La maison familiale deviendra un musée où Flora ne met jamais les pieds. Elle s’acclimate comme elle l’a toujours fait, même si elle a l’impression d’être souvent la seule de son espèce. Elle peut compter sur la beauté du lieu et ses bêtes qui viendront la saluer. Et il y a «ces étés qui chantent» quand Margaret s’installe pour quelques mois et qu’elles peuvent se voir tous les jours. 

Flora se retrouvera bien isolée après la mort d’Evelyne, qui reste présente dans son esprit et ne manque jamais de la semoncer et de dénoncer sa naïveté, par Rosario, son neveu, le fils qu’elle n’aura jamais et qui la dépossède de la petite maison, son unique bien.

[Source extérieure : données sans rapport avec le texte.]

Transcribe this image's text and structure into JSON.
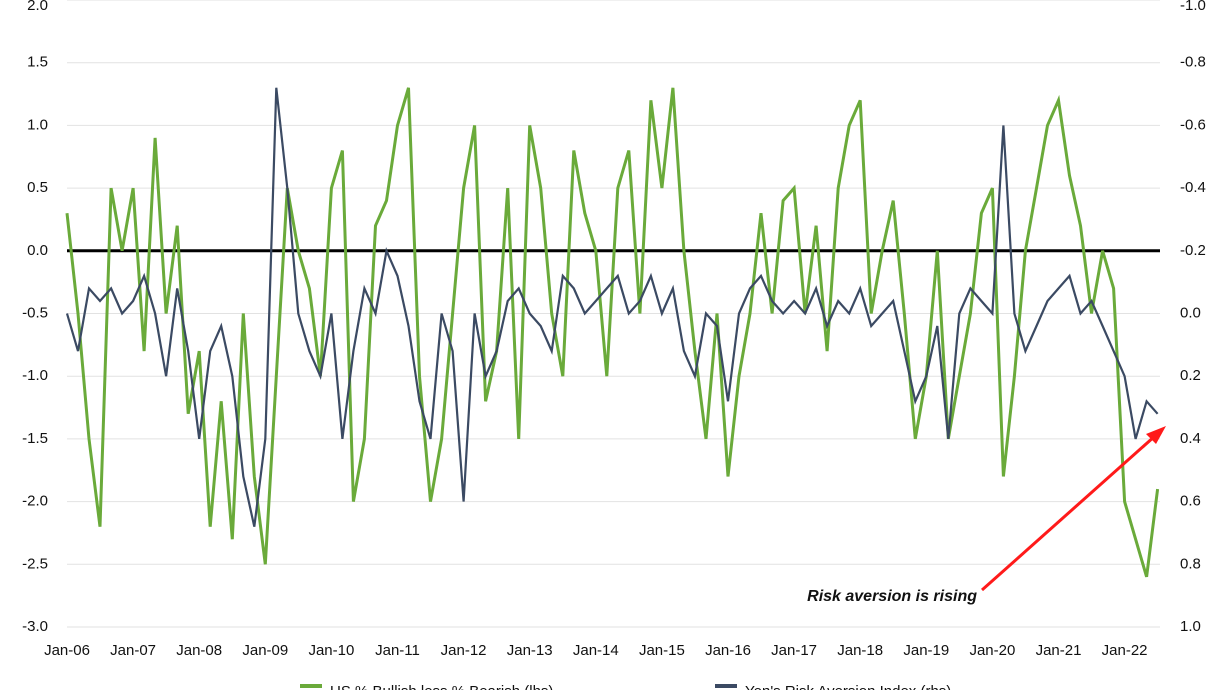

Les doux, les contemplatifs sont toujours les victimes des ratoureux qui tentent par tous les moyens d’exploiter la beauté du monde et d’en tirer profit. 

La vie est certainement un long apprentissage où il faut se dépouiller de tout ce qui nous attire et nous capte pendant des années. Même de sa propre histoire qui se retrouve dans les romans de Margaret. Peut-être que les écrivains et écrivaines sont les plus terribles prédateurs.

 

«Et toute l’heure suivante, tandis que le soleil s’empare de l’espace, que les chardonnerets font la fête et la guerre aux mangeoires et que l’été grésille au sommet de sa forme, elles parlent de la mort. Elles en parlent avec des mots délicats, respectueux, pour ne pas la réveiller, pour ne pas la malmener ou lui donner des idées de vengeance. À vrai dire, ce sont les en-allés qu’elles évoquent, ceux qui l’ont regardée dans les yeux assez longtemps pour la reconnaître. Il y en a maintenant tellement, tout un peuple clandestin qui continue de vivre accroché à leur cœur, à leur mémoire, mais où s’en iront-ils tous quand elles-mêmes perdront leur cœur et leur mémoire?...» (p.183)

 

Un roman magnifique qui nous entraîne dans la beauté du monde malgré les épreuves et les malheurs qui marquent les jours. Flora connaîtra de grandes douleurs : la mort de Margaret et le constat qu’elle n’aura jamais rien qui lui appartienne. Mais qu’importe, elle n’a qu’à se tourner vers le ciel pour se rassurer.

 

«Elle sent qu’il y a un choix à faire, maintenant, un choix absolument crucial, qu’elle ne peut en aucun cas repousser, dont le reste de sa vie dépend. Ou elle s’abandonne à la détresse, complètement, et alors à jamais le noir l’accompagne dans ses faits et gestes, le noir baigne le moindre recoin de son âme même sous le soleil le reste de ses jours. Ou alors, ou alors. Elle lève la tête, regarde le ciel comme elle le fait si souvent. Parfois incendiaire comme maintenant ou chargé d’ombres, parfois bleu sans histoires ou noir piqueté d’étoiles, toujours là. Elle le voit tout à coup pour ce qu’il est vraiment. Un toit, un toit infini, infiniment hospitalier, déployé au-dessus d’elle au-dessus de tout en protection souveraine, qui permet à l’herbe au moustique au lac au chevreuil à la vie de respirer jusqu’à la fin. Qu’a-t-elle besoin d’autre chose?» (p.263)

 

Ce qui importe, c’est d’ouvrir les yeux dans le matin, de regarder autour de soi pour ressentir la beauté qui s’étend partout et en soi, pour être conscient de l’immense privilège d’être vivant dans un recoin du paradis. 

Monique Proulx aspire encore une fois à la paix et à la sérénité malgré les tensions du monde et les dangers que l’humanité constitue pour la planète. Une écriture ample, belle de toutes les surprises où Flora devient témoin de ce qui porte tous les êtres autour de soi. Une leçon d’être dans la splendeur de l’univers. Un roman magique qui chante et enchante.

 

PROULX MONIQUE : «Le bien ne fait pas de bruit», Éditions du Boréal, Montréal, 2026, 272 pages, 27,95 $.